❯❯ VA foreclosures: To narrow your scope even further, consider focusing on VA (Veterans Affairs) foreclosures.
❯❯ Probate: You can get leads from probate lawyers and the neighborhood grapevine to locate families who need to unload a house in order to settle an estate.
❯❯ Divorces: When couples divorce, they’re often stuck with a home that neither of them can afford. By keeping your ears open and letting people know that you buy houses, you can often get first dibs on these homes.
❯❯ HUD homes: Working with an agent who specializes in HUD (Department of Housing and Urban Development) homes, you can build a career purchasing these homes at a discount and rehabbing them for quick, profitable sales.

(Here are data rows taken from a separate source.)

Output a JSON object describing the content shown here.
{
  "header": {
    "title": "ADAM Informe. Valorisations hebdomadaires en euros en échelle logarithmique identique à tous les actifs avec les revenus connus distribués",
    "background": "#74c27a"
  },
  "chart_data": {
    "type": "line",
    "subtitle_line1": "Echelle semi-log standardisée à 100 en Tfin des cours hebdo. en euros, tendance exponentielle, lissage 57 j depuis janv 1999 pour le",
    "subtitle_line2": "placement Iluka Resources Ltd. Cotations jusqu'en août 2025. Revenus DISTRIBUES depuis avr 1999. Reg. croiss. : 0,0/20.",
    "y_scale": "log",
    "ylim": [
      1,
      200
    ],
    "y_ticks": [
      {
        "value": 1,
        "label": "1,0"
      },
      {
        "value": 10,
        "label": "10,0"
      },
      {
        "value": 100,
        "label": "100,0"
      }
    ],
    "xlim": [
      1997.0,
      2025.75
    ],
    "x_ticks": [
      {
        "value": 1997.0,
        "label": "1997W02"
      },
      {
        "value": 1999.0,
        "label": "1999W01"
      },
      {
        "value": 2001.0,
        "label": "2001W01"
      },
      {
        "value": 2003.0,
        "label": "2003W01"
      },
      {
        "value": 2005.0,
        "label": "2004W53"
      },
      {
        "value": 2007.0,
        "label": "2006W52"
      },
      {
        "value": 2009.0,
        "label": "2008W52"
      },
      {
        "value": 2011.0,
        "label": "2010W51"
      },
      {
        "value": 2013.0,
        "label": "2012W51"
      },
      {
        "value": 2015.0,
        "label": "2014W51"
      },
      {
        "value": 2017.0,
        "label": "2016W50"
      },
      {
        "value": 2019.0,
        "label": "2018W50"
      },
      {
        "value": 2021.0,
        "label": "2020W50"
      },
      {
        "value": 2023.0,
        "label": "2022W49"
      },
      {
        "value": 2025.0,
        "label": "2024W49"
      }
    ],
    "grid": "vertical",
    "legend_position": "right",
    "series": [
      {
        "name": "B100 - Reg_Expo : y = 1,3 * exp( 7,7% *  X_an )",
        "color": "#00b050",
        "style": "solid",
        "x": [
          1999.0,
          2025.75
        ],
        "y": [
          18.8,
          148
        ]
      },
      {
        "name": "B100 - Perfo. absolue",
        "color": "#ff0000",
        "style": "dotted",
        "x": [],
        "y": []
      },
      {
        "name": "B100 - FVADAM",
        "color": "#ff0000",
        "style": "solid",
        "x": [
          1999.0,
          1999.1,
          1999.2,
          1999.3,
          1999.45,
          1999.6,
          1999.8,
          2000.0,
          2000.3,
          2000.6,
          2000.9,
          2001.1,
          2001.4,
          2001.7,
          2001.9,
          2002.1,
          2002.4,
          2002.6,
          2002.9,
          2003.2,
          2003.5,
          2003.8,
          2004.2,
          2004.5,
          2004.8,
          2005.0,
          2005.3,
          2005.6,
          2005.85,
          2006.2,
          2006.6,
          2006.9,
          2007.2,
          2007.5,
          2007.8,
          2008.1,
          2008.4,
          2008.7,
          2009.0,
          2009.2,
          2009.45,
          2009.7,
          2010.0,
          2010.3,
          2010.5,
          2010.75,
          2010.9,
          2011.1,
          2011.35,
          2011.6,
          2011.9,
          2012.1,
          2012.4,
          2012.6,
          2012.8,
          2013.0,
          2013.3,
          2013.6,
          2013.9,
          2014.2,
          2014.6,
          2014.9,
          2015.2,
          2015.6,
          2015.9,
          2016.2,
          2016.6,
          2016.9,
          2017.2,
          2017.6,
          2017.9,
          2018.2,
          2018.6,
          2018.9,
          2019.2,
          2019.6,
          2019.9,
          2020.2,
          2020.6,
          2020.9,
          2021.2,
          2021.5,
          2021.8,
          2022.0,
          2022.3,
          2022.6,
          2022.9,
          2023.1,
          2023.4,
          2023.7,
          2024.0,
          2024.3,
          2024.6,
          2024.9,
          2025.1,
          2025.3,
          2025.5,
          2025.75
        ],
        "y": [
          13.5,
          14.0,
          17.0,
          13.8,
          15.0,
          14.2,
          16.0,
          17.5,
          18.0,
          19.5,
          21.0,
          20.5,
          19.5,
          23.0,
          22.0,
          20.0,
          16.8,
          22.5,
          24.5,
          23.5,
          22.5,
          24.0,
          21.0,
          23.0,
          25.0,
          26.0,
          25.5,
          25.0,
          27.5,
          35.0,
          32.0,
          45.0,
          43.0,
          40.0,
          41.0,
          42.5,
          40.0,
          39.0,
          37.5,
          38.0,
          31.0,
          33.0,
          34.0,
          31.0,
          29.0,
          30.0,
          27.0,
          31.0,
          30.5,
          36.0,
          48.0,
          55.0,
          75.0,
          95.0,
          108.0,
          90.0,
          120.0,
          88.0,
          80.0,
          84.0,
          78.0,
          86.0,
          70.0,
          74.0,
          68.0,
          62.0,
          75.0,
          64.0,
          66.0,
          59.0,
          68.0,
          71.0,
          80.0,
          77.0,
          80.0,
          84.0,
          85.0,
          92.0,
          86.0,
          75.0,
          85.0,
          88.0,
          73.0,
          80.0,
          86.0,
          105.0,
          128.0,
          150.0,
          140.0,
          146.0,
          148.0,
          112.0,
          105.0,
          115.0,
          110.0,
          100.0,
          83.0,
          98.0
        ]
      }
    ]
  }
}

❯❯ FSBO (For Sale By Owner): When everyone else is searching the MLS for great deals, you may prefer driving around the neighborhood looking for homes with a For Sale By Owner sign on the front lawn or searching for the ugly duckling on the street and then visiting your county’s Register of Deeds to see who owns it. (MLS stands for Multiple Listing Service – an organization that maintains a database of houses and other real estate for sale or rent. They’re all over the country.)
❯❯ Seized homes: Law-enforcement agencies commonly seize property and then have to unload it. By focusing your energy in this area, you can corner the market on seized homes.
❯❯ Teardowns: Homes that are beyond hope may still hold opportunities if the price and location are right. Some investors earn a great return by tearing down old homes and building new ones in their place.
Flip contracts (or do it all on paper)
Flipping contracts (also known as pass-throughs) consists of locating a distressed property and then contracting with the homeowner to sell it to an investor. In other words, you earn a finder’s fee by serving as an investor’s bird dog, and you don’t even have to lift a hammer.
Here’s how it works: You pay the homeowner a deposit, typically $1,000 or 5 percent to 10 percent of the estimated purchase price. In return, you get a purchase contract giving you the right to sell the property to an investor. You then find an investor who’s willing to purchase the property and pay you a fee in excess of the amount you have tied up in the property.
Cook up your own strategy
Successful investors, whether they invest in real estate or stocks, devise unique strategies based on their personalities, their abilities, and the resources they have at their disposal. If you like to help people and you’re good at dealing with uncomfortable situations, for example, you may want to focus on foreclosures or divorces. If you’re good at primping a house but not so good at rehabbing, consider focusing on homes that require only a little makeup.